Australia's centre-left Labor government Monday pledged to deepen its ties with Asian countries if re-elected, but warned it would not be "starry-eyed" about top trading partner China.
The foreign policy statement comes as Prime Minister Julia Gillard leads opinion polls by the slimmest of margins ahead of Saturday's election at which conservative leader Tony Abbott could end Labor's hopes for a second term.
"The Gillard Labor government will build on the momentum established over the past three years to add even more depth to relationships with our key regional partners," Foreign Minister Stephen Smith said in a statement.
Addressing what it has long described as the "Asia Pacific century", the government said its relationship with China was among the country's most important.
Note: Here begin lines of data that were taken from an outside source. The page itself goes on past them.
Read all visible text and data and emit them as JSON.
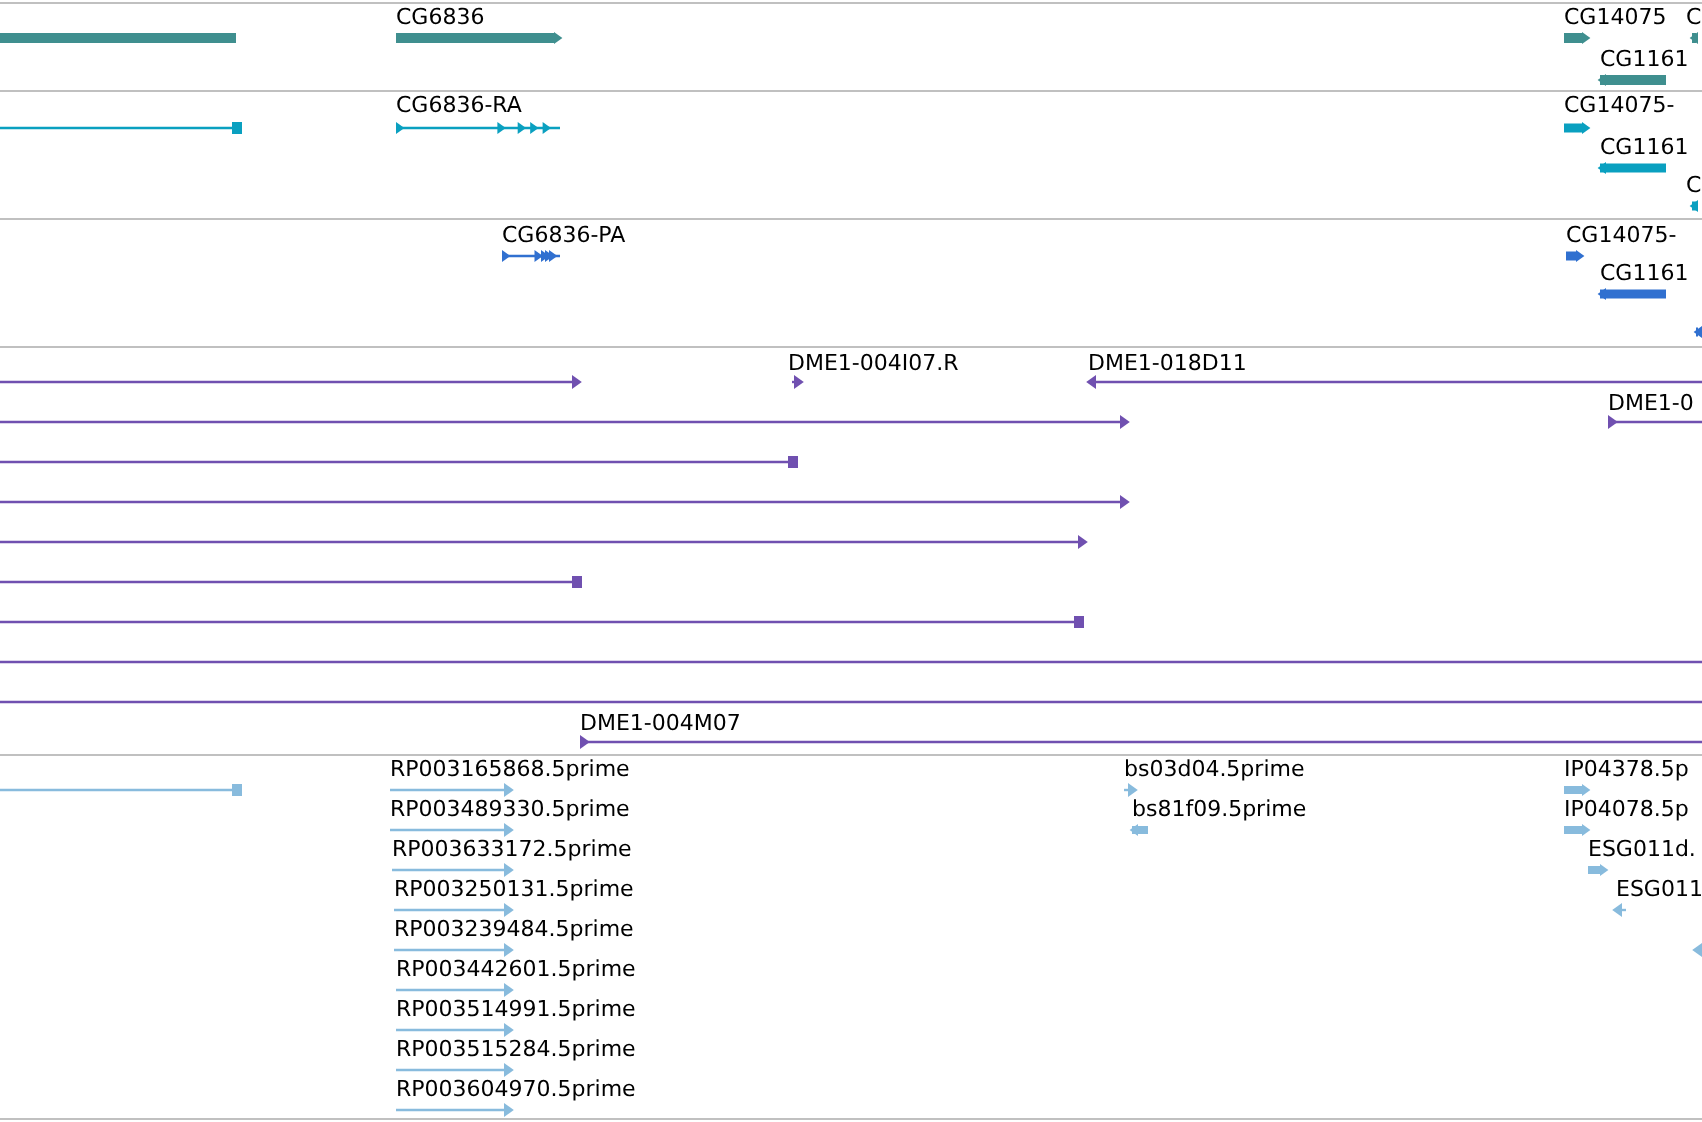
{
  "tracks": [
    {
      "kind": "gene",
      "color": "#3f8f8f",
      "features": [
        {
          "kind": "bar"
        },
        {
          "kind": "bar",
          "reverse": false,
          "label": "CG6836"
        },
        {
          "kind": "bar",
          "reverse": false,
          "label": "CG14075"
        },
        {
          "kind": "bar",
          "reverse": true,
          "label": "C"
        },
        {
          "kind": "bar",
          "reverse": true,
          "label": "CG1161"
        }
      ]
    },
    {
      "kind": "transcript",
      "color": "#0aa0c0",
      "features": [
        {
          "kind": "line",
          "reverse": true
        },
        {
          "kind": "exons",
          "reverse": false,
          "label": "CG6836-RA"
        },
        {
          "kind": "bar",
          "reverse": false,
          "label": "CG14075-"
        },
        {
          "kind": "bar",
          "reverse": true,
          "label": "CG1161"
        },
        {
          "kind": "bar",
          "reverse": true,
          "label": "C"
        }
      ]
    },
    {
      "kind": "protein",
      "color": "#3070d0",
      "features": [
        {
          "kind": "exons",
          "reverse": false,
          "label": "CG6836-PA"
        },
        {
          "kind": "bar",
          "reverse": false,
          "label": "CG14075-"
        },
        {
          "kind": "bar",
          "reverse": true,
          "label": "CG1161"
        },
        {
          "kind": "bar",
          "reverse": true
        }
      ]
    },
    {
      "kind": "clone",
      "color": "#7050b0",
      "features": [
        {
          "kind": "line",
          "reverse": false
        },
        {
          "kind": "line",
          "reverse": false,
          "label": "DME1-004I07.R"
        },
        {
          "kind": "line",
          "reverse": true,
          "label": "DME1-018D11"
        },
        {
          "kind": "line",
          "reverse": false
        },
        {
          "kind": "line",
          "reverse": false,
          "label": "DME1-0"
        },
        {
          "kind": "line",
          "reverse": true
        },
        {
          "kind": "line",
          "reverse": false
        },
        {
          "kind": "line",
          "reverse": false
        },
        {
          "kind": "line",
          "reverse": true
        },
        {
          "kind": "line",
          "reverse": true
        },
        {
          "kind": "line"
        },
        {
          "kind": "line"
        },
        {
          "kind": "line",
          "reverse": false,
          "label": "DME1-004M07"
        }
      ]
    },
    {
      "kind": "est",
      "color": "#88bbdd",
      "features": [
        {
          "kind": "line",
          "reverse": true
        },
        {
          "kind": "line",
          "reverse": false,
          "label": "RP003165868.5prime"
        },
        {
          "kind": "line",
          "reverse": false,
          "label": "bs03d04.5prime"
        },
        {
          "kind": "bar",
          "reverse": false,
          "label": "IP04378.5p"
        },
        {
          "kind": "line",
          "reverse": false,
          "label": "RP003489330.5prime"
        },
        {
          "kind": "bar",
          "reverse": true,
          "label": "bs81f09.5prime"
        },
        {
          "kind": "bar",
          "reverse": false,
          "label": "IP04078.5p"
        },
        {
          "kind": "line",
          "reverse": false,
          "label": "RP003633172.5prime"
        },
        {
          "kind": "bar",
          "reverse": false,
          "label": "ESG011d."
        },
        {
          "kind": "line",
          "reverse": false,
          "label": "RP003250131.5prime"
        },
        {
          "kind": "line",
          "reverse": true,
          "label": "ESG011"
        },
        {
          "kind": "line",
          "reverse": false,
          "label": "RP003239484.5prime"
        },
        {
          "kind": "line",
          "reverse": true
        },
        {
          "kind": "line",
          "reverse": false,
          "label": "RP003442601.5prime"
        },
        {
          "kind": "line",
          "reverse": false,
          "label": "RP003514991.5prime"
        },
        {
          "kind": "line",
          "reverse": false,
          "label": "RP003515284.5prime"
        },
        {
          "kind": "line",
          "reverse": false,
          "label": "RP003604970.5prime"
        }
      ]
    }
  ]
}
But a Labor government would not overlook differences with the Asian superpower which has raced to become the country's largest export market and two-way trading partner and is driving demand for Australian commodities.
Ties with Beijing have been tested since Labor won office in November 2007 by the arrest and jailing in Shanghai of Australian mining executive Stern Hu and Canberra's decision to grant Uighur dissident Rebiya Kadeer a visa.
"Labor is clear-eyed, not starry-eyed, in our assessment of China and our approach to the bilateral relationship," Smith said.
"Labor is committed to a mature relationship with China where any differences can be managed constructively," he added.
Smith said Australia had also agreed with Japan to manage differences on whaling -- which Canberra vehemently opposes -- so that it "does not impact on the rest of our strong and deep relationship based on shared interests."
On India, Australia's fastest-growing trading partner, Labor said it had placed that country at the forefront of international partnerships.
"We will continue to take the relationship forward so that it can realise its full potential," Smith said.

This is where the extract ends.